As many emotions also come and go, learning to deal with those instances is an important step, especially if considering competing in a sport.


The positive experience of college tennis

As a sport, tennis appears to have qualities of both an individual and a group sport. Regarding the latter, for many tennis players, college tennis is a unique phase in their life. Moreover, more often than not, this time period is also felt an extremely positive experience, and when asked about the reasons behind this, oftentimes the justification comes from the combination of getting to enjoy the feeling of being part of a team and playing with and for the teammates, while still playing also an individual sport that tennis also is,  sort of getting the best of both worlds, if you will. Importantly, although an individual sport, the team aspect of college tennis is very unique and for many tennis players it can provide a great amount of positive experiences on and off the court than they have experienced so far. This can be due to a variety of reasons, including discovering one’s strengths and using those successfully for the team work; but also in learning to embrace the pressure of playing for something greater than just yourself, and having the opportunity to create a very strong sense of group identity, where each individual pushes each other to get better on a daily basis.


How to ensure kids will not quit the sport?

We all know that there may come days when we would rather skip practice. There is no silver bullet at sight for this tricky issue of how to then motivate us to put on our sneakers and get on the court.

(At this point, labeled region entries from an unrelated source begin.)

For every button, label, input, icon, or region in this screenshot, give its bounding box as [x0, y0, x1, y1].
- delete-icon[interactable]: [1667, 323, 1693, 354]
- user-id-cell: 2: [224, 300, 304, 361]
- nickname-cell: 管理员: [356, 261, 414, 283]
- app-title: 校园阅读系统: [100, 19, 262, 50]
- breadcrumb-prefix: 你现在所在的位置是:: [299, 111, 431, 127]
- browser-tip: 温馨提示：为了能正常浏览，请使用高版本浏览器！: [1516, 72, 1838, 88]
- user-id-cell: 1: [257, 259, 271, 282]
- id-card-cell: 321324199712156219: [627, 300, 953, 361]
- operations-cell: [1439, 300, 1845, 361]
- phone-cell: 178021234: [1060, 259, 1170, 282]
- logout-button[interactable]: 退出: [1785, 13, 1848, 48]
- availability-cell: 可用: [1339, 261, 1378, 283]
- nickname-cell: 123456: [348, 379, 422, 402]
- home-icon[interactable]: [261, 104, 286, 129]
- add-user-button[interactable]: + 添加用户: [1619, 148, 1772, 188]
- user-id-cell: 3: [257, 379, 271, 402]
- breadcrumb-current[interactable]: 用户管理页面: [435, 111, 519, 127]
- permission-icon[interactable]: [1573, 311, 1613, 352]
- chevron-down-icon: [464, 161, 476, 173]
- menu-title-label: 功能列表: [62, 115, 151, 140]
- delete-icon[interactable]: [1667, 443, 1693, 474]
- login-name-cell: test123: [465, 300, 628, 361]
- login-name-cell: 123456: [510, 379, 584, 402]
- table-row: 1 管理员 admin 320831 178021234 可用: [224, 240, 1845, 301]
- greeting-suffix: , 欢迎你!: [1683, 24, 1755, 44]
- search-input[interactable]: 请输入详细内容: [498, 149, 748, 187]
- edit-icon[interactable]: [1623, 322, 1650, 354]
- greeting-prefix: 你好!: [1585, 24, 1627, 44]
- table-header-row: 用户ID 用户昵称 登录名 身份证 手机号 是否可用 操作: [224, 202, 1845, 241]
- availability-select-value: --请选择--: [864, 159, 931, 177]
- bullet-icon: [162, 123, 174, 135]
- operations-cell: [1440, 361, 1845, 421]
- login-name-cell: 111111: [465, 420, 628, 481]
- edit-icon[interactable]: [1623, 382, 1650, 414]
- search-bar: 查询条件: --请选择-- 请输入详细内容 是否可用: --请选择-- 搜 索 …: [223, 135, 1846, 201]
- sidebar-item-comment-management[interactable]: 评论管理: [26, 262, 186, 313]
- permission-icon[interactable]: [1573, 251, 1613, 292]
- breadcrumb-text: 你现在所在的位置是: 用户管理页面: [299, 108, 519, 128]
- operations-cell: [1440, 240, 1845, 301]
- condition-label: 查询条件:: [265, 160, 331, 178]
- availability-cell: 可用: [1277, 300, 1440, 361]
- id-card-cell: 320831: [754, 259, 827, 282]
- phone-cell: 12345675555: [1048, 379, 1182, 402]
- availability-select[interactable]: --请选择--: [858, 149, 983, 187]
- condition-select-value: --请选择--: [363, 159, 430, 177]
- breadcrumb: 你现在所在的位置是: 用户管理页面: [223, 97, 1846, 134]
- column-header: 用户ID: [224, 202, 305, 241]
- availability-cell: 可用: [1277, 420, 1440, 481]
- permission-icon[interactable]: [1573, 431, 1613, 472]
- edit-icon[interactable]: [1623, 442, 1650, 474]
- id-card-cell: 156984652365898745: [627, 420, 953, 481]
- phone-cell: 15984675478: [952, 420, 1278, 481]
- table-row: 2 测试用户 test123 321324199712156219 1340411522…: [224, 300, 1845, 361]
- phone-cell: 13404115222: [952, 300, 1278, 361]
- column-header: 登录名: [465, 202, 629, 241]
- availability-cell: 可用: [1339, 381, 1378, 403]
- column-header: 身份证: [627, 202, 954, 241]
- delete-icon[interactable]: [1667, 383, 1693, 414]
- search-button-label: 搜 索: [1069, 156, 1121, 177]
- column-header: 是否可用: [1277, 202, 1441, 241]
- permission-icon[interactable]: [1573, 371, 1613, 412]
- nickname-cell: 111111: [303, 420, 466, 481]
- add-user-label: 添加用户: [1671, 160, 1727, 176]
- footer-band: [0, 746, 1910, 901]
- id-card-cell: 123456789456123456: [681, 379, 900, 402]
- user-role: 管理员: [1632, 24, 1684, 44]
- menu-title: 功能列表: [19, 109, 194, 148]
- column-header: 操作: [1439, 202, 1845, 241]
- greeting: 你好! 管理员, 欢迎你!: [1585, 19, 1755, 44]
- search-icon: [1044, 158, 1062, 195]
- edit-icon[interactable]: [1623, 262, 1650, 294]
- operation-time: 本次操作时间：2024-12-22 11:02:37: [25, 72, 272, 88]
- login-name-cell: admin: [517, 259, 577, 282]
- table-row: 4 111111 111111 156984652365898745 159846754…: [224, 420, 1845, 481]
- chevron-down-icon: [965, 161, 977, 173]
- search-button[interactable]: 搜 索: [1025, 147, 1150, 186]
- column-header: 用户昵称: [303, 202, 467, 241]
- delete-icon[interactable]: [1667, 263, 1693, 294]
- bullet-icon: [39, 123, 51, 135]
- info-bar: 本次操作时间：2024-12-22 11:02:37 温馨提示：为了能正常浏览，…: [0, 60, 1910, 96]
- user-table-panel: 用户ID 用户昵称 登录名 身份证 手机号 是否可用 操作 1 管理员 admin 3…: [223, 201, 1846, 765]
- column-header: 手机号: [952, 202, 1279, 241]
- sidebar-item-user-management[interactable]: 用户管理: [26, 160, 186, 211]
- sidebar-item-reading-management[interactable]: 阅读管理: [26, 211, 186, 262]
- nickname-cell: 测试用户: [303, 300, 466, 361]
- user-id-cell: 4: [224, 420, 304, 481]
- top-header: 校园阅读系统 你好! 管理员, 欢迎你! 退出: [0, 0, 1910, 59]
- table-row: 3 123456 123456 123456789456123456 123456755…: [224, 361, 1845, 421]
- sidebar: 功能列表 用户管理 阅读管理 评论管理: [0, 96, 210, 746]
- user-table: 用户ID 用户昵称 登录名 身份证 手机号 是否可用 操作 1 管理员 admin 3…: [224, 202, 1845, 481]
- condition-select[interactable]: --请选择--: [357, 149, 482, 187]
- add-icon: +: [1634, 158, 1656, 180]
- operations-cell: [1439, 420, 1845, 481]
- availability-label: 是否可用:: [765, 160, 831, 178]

In any event, as tennis players tend to practice a lot more time than they compete, the most important thing for the practice environment is that whatever it generates to us, it does so in a positive way. While it all starts from within us, a positive push and encouragement seldom hurts. Thus is also often where the help of the coach and the parents is needed. Yet, equally important is that at the end of the day their role does not get too involved. For the child’s own enjoyment, his or her motivation and willingness to go to a practice is what this is about. For them to discover themselves, and the inner player within them. And we could certainly talk more about the role of motivation, but perhaps we will do that on some other occasion…

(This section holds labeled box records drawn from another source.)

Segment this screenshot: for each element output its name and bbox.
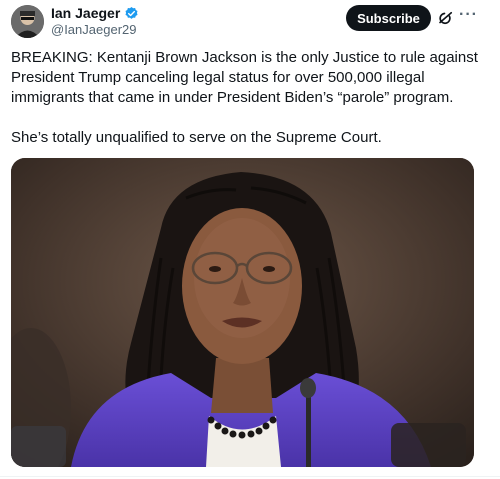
verified-badge-icon bbox=[125, 6, 138, 19]
avatar[interactable] bbox=[11, 5, 44, 38]
subscribe-button[interactable]: Subscribe bbox=[346, 5, 431, 31]
name-row: Ian Jaeger bbox=[51, 5, 139, 21]
more-icon[interactable]: ··· bbox=[459, 7, 481, 28]
user-handle[interactable]: @IanJaeger29 bbox=[51, 22, 136, 37]
display-name[interactable]: Ian Jaeger bbox=[51, 5, 120, 21]
grok-icon[interactable] bbox=[437, 9, 455, 27]
avatar-icon bbox=[11, 5, 44, 38]
tweet-paragraph-1: BREAKING: Kentanji Brown Jackson is the … bbox=[11, 49, 478, 106]
divider bbox=[0, 476, 500, 477]
tweet-photo[interactable] bbox=[11, 158, 474, 467]
tweet-paragraph-2: She’s totally unqualified to serve on th… bbox=[11, 129, 382, 146]
tweet-card: Ian Jaeger @IanJaeger29 Subscribe ··· BR… bbox=[0, 0, 500, 479]
portrait-image bbox=[11, 158, 474, 467]
tweet-text: BREAKING: Kentanji Brown Jackson is the … bbox=[11, 48, 481, 148]
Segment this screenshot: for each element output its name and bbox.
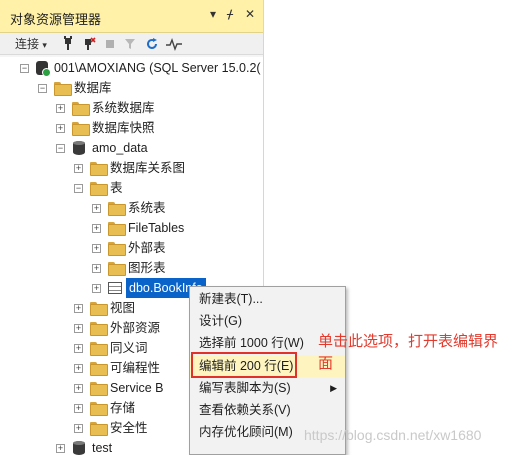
tree-node-graph-tables[interactable]: + 图形表 (0, 258, 263, 278)
server-label: 001\AMOXIANG (SQL Server 15.0.2( (54, 61, 261, 75)
pin-icon[interactable]: ᚋ (227, 7, 233, 21)
folder-icon (72, 122, 90, 136)
folder-icon (108, 222, 126, 236)
annotation-text: 单击此选项，打开表编辑界面 (318, 333, 499, 372)
expand-icon[interactable]: + (92, 264, 101, 273)
close-icon[interactable]: ✕ (245, 7, 255, 21)
folder-icon (90, 302, 108, 316)
filetables-label: FileTables (128, 221, 185, 235)
expand-icon[interactable]: + (74, 304, 83, 313)
db-name-label: amo_data (92, 141, 148, 155)
submenu-arrow-icon: ▶ (330, 383, 337, 393)
tree-node-server[interactable]: − 001\AMOXIANG (SQL Server 15.0.2( (0, 58, 263, 78)
tree-node-external-tables[interactable]: + 外部表 (0, 238, 263, 258)
expand-icon[interactable]: + (56, 444, 65, 453)
views-label: 视图 (110, 301, 136, 315)
expand-icon[interactable]: + (74, 404, 83, 413)
refresh-icon[interactable] (145, 36, 159, 52)
expand-icon[interactable]: + (92, 224, 101, 233)
red-highlight-box (191, 352, 297, 378)
folder-icon (90, 162, 108, 176)
expand-icon[interactable]: + (74, 424, 83, 433)
stop-icon[interactable] (104, 36, 116, 52)
graph-tables-label: 图形表 (128, 261, 166, 275)
script-table-as-label: 编写表脚本为(S) (199, 381, 291, 395)
panel-title-bar: 对象资源管理器 ▾ ᚋ ✕ (0, 0, 263, 33)
folder-icon (108, 202, 126, 216)
folder-icon (90, 382, 108, 396)
tree-node-system-tables[interactable]: + 系统表 (0, 198, 263, 218)
folder-icon (90, 342, 108, 356)
server-icon (36, 61, 51, 77)
tree-node-db-diagrams[interactable]: + 数据库关系图 (0, 158, 263, 178)
expand-icon[interactable]: + (92, 244, 101, 253)
connect-label: 连接 (15, 37, 40, 51)
folder-icon (90, 182, 108, 196)
expand-icon[interactable]: + (74, 344, 83, 353)
menu-item-design[interactable]: 设计(G) (190, 310, 345, 332)
filter-icon[interactable] (124, 36, 136, 52)
folder-icon (72, 102, 90, 116)
dropdown-icon[interactable]: ▾ (210, 7, 216, 21)
external-resources-label: 外部资源 (110, 321, 161, 335)
menu-item-script-table-as[interactable]: 编写表脚本为(S) ▶ (190, 377, 345, 399)
folder-icon (90, 402, 108, 416)
tree-node-db-snapshots[interactable]: + 数据库快照 (0, 118, 263, 138)
security-label: 安全性 (110, 421, 148, 435)
tree-node-databases[interactable]: − 数据库 (0, 78, 263, 98)
tree-node-tables[interactable]: − 表 (0, 178, 263, 198)
expand-icon[interactable]: + (74, 324, 83, 333)
watermark: https://blog.csdn.net/xw1680 (304, 427, 482, 443)
expand-icon[interactable]: + (74, 384, 83, 393)
connect-icon[interactable] (62, 36, 74, 52)
database-icon (73, 141, 85, 155)
system-databases-label: 系统数据库 (92, 101, 155, 115)
folder-icon (90, 362, 108, 376)
db-snapshots-label: 数据库快照 (92, 121, 155, 135)
expand-icon[interactable]: + (74, 164, 83, 173)
expand-icon[interactable]: + (92, 204, 101, 213)
synonyms-label: 同义词 (110, 341, 148, 355)
storage-label: 存储 (110, 401, 136, 415)
test-db-label: test (92, 441, 113, 455)
programmability-label: 可编程性 (110, 361, 161, 375)
collapse-icon[interactable]: − (20, 64, 29, 73)
folder-icon (54, 82, 72, 96)
collapse-icon[interactable]: − (38, 84, 47, 93)
tree-node-filetables[interactable]: + FileTables (0, 218, 263, 238)
databases-label: 数据库 (74, 81, 112, 95)
database-icon (73, 441, 85, 455)
tree-node-system-databases[interactable]: + 系统数据库 (0, 98, 263, 118)
expand-icon[interactable]: + (56, 104, 65, 113)
collapse-icon[interactable]: − (74, 184, 83, 193)
explorer-toolbar: 连接 ▾ (0, 33, 263, 55)
system-tables-label: 系统表 (128, 201, 166, 215)
tables-label: 表 (110, 181, 123, 195)
table-icon (108, 282, 122, 294)
disconnect-icon[interactable] (82, 36, 96, 52)
service-broker-label: Service B (110, 381, 164, 395)
activity-monitor-icon[interactable] (166, 36, 182, 52)
chevron-down-icon: ▾ (42, 40, 47, 50)
expand-icon[interactable]: + (56, 124, 65, 133)
menu-item-view-dependencies[interactable]: 查看依赖关系(V) (190, 399, 345, 421)
menu-item-new-table[interactable]: 新建表(T)... (190, 288, 345, 310)
folder-icon (108, 262, 126, 276)
panel-title: 对象资源管理器 (10, 12, 102, 27)
folder-icon (90, 422, 108, 436)
collapse-icon[interactable]: − (56, 144, 65, 153)
connect-button[interactable]: 连接 ▾ (15, 36, 47, 52)
expand-icon[interactable]: + (92, 284, 101, 293)
folder-icon (108, 242, 126, 256)
tree-node-amo-data[interactable]: − amo_data (0, 138, 263, 158)
folder-icon (90, 322, 108, 336)
db-diagrams-label: 数据库关系图 (110, 161, 186, 175)
expand-icon[interactable]: + (74, 364, 83, 373)
external-tables-label: 外部表 (128, 241, 166, 255)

Now, getting back to the theme of today, namely team experiences in tennis: playing in a small group of two to four kids, along with individual practices, may be able to give a child the best of both worlds, not perhaps the same experience as in college tennis, which is more intensive, present daily, if not hourly in our life, but nevertheless experiencing on a weekly basis a team environment where they are "part of the team", while also learning to play different situations and practice matches. And this can have some socializing part that comes along, above all because no one can play tennis alone, but this can also include the practice towards staying fully focused in oneself.

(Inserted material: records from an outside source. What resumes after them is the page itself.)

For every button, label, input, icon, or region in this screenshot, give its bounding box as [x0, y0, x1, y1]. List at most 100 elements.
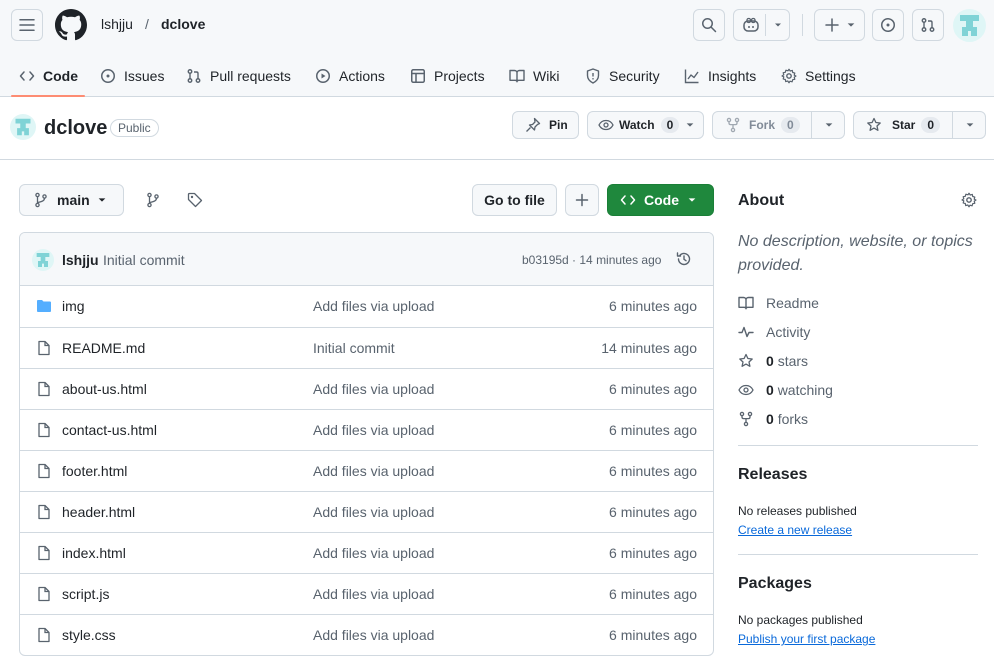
file-name[interactable]: contact-us.html — [62, 422, 157, 438]
graph-icon — [684, 69, 699, 84]
fork-label: Fork — [749, 118, 776, 132]
file-age: 6 minutes ago — [609, 627, 697, 643]
fork-icon — [739, 411, 753, 427]
tab-actions[interactable]: Actions — [315, 56, 385, 96]
file-commit-message[interactable]: Add files via upload — [313, 586, 434, 602]
github-logo-icon[interactable] — [55, 9, 87, 41]
create-new-button[interactable] — [814, 9, 865, 41]
file-age: 6 minutes ago — [609, 381, 697, 397]
file-name[interactable]: style.css — [62, 627, 116, 643]
pull-requests-button[interactable] — [912, 9, 944, 41]
file-age: 6 minutes ago — [609, 422, 697, 438]
book-icon — [509, 69, 525, 83]
forks-link[interactable]: 0 forks — [738, 411, 808, 427]
commit-hash-time[interactable]: b03195d · 14 minutes ago — [522, 253, 661, 267]
search-button[interactable] — [693, 9, 725, 41]
search-icon — [702, 18, 717, 33]
file-commit-message[interactable]: Add files via upload — [313, 627, 434, 643]
file-commit-message[interactable]: Add files via upload — [313, 298, 434, 314]
avatar[interactable] — [32, 249, 54, 271]
copilot-button[interactable] — [733, 9, 790, 41]
pulse-icon — [738, 326, 754, 338]
file-name[interactable]: about-us.html — [62, 381, 147, 397]
plus-icon — [824, 18, 839, 32]
fork-button[interactable]: Fork 0 — [712, 111, 845, 139]
commit-message[interactable]: Initial commit — [103, 252, 185, 268]
file-name[interactable]: footer.html — [62, 463, 127, 479]
branch-label: main — [57, 192, 90, 208]
visibility-badge: Public — [110, 119, 159, 137]
file-row[interactable]: style.css Add files via upload 6 minutes… — [20, 614, 713, 655]
file-name[interactable]: header.html — [62, 504, 135, 520]
publish-package-link[interactable]: Publish your first package — [738, 632, 875, 646]
create-release-link[interactable]: Create a new release — [738, 523, 852, 537]
tab-wiki[interactable]: Wiki — [509, 56, 559, 96]
tab-pull-requests[interactable]: Pull requests — [186, 56, 291, 96]
play-icon — [316, 69, 330, 83]
file-row[interactable]: header.html Add files via upload 6 minut… — [20, 491, 713, 532]
releases-heading[interactable]: Releases — [738, 466, 807, 484]
avatar[interactable] — [953, 9, 986, 42]
breadcrumb-owner[interactable]: lshjju — [101, 16, 133, 32]
tab-label: Insights — [708, 68, 757, 84]
history-icon[interactable] — [676, 251, 692, 267]
stars-link[interactable]: 0 stars — [738, 353, 808, 369]
fork-count: 0 — [781, 117, 800, 133]
file-row[interactable]: img Add files via upload 6 minutes ago — [20, 286, 713, 327]
file-row[interactable]: index.html Add files via upload 6 minute… — [20, 532, 713, 573]
tab-settings[interactable]: Settings — [781, 56, 856, 96]
file-commit-message[interactable]: Add files via upload — [313, 381, 434, 397]
file-name[interactable]: index.html — [62, 545, 126, 561]
tab-security[interactable]: Security — [585, 56, 660, 96]
breadcrumb-repo[interactable]: dclove — [161, 16, 205, 32]
file-commit-message[interactable]: Initial commit — [313, 340, 395, 356]
file-row[interactable]: contact-us.html Add files via upload 6 m… — [20, 409, 713, 450]
file-table: lshjju Initial commit b03195d · 14 minut… — [19, 232, 714, 656]
go-to-file-label: Go to file — [484, 192, 545, 208]
repo-title[interactable]: dclove — [44, 117, 107, 140]
menu-button[interactable] — [11, 9, 43, 41]
readme-label: Readme — [766, 295, 819, 311]
file-commit-message[interactable]: Add files via upload — [313, 545, 434, 561]
tab-issues[interactable]: Issues — [100, 56, 164, 96]
issues-button[interactable] — [872, 9, 904, 41]
file-row[interactable]: about-us.html Add files via upload 6 min… — [20, 368, 713, 409]
about-settings-icon[interactable] — [961, 192, 977, 208]
pin-button[interactable]: Pin — [512, 111, 579, 139]
star-count: 0 — [921, 117, 941, 133]
file-name[interactable]: README.md — [62, 340, 145, 356]
file-row[interactable]: script.js Add files via upload 6 minutes… — [20, 573, 713, 614]
code-button[interactable]: Code — [607, 184, 714, 216]
global-header: lshjju / dclove Code Issues Pull request… — [0, 0, 994, 97]
file-row[interactable]: README.md Initial commit 14 minutes ago — [20, 327, 713, 368]
star-button[interactable]: Star 0 — [853, 111, 986, 139]
tab-code[interactable]: Code — [11, 56, 85, 97]
go-to-file-button[interactable]: Go to file — [472, 184, 557, 216]
copilot-icon — [743, 17, 759, 32]
file-age: 14 minutes ago — [601, 340, 697, 356]
file-name[interactable]: script.js — [62, 586, 109, 602]
commit-author[interactable]: lshjju — [62, 252, 99, 268]
branches-icon[interactable] — [145, 192, 161, 208]
file-name[interactable]: img — [62, 298, 85, 314]
tag-icon[interactable] — [187, 192, 203, 208]
packages-heading[interactable]: Packages — [738, 575, 812, 593]
add-file-button[interactable] — [565, 184, 599, 216]
file-row[interactable]: footer.html Add files via upload 6 minut… — [20, 450, 713, 491]
branch-selector[interactable]: main — [19, 184, 124, 216]
activity-link[interactable]: Activity — [738, 324, 810, 340]
file-commit-message[interactable]: Add files via upload — [313, 504, 434, 520]
divider — [738, 445, 978, 446]
stars-count: 0 — [766, 353, 774, 369]
star-icon — [867, 117, 881, 131]
watch-button[interactable]: Watch 0 — [587, 111, 704, 139]
tab-label: Actions — [339, 68, 385, 84]
file-commit-message[interactable]: Add files via upload — [313, 463, 434, 479]
code-button-label: Code — [644, 192, 679, 208]
tab-insights[interactable]: Insights — [684, 56, 756, 96]
file-commit-message[interactable]: Add files via upload — [313, 422, 434, 438]
watching-link[interactable]: 0 watching — [738, 382, 833, 398]
tab-projects[interactable]: Projects — [410, 56, 485, 96]
chevron-down-icon — [98, 198, 106, 202]
readme-link[interactable]: Readme — [738, 295, 819, 311]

As there is no clear-cut formula for what might work someone might not work for someone else, but incorporating team work, playing points in teams as well as supporting each other while focusing on the practice itself are fundamental components that most junior tennis players need in their daily practice routines to keep it interesting and to develop the right skills.

Furthermore, there are a great number of junior team competitions such as USTA Junior Team Tennis, high school tennis and other competitions. Growing up in my native Finland, a big part of tennis was club tennis, where there is no age limitation, so junior tennis players can play as well, against other clubs and more experienced players, all the way to a very high level. These would be some of the most exciting matches to play along with junior Davis Cup and other team events where you would get to possibly represent your region or country.

One way to create more of these events and make sure that they will be meaningful for a lot of junior tennis players is to use the UTR tennis rating system, which would help create an incentive for junior tennis players to play more of these team events.

Wishing everyone a happy and healthy 2020 on and off the tennis courts!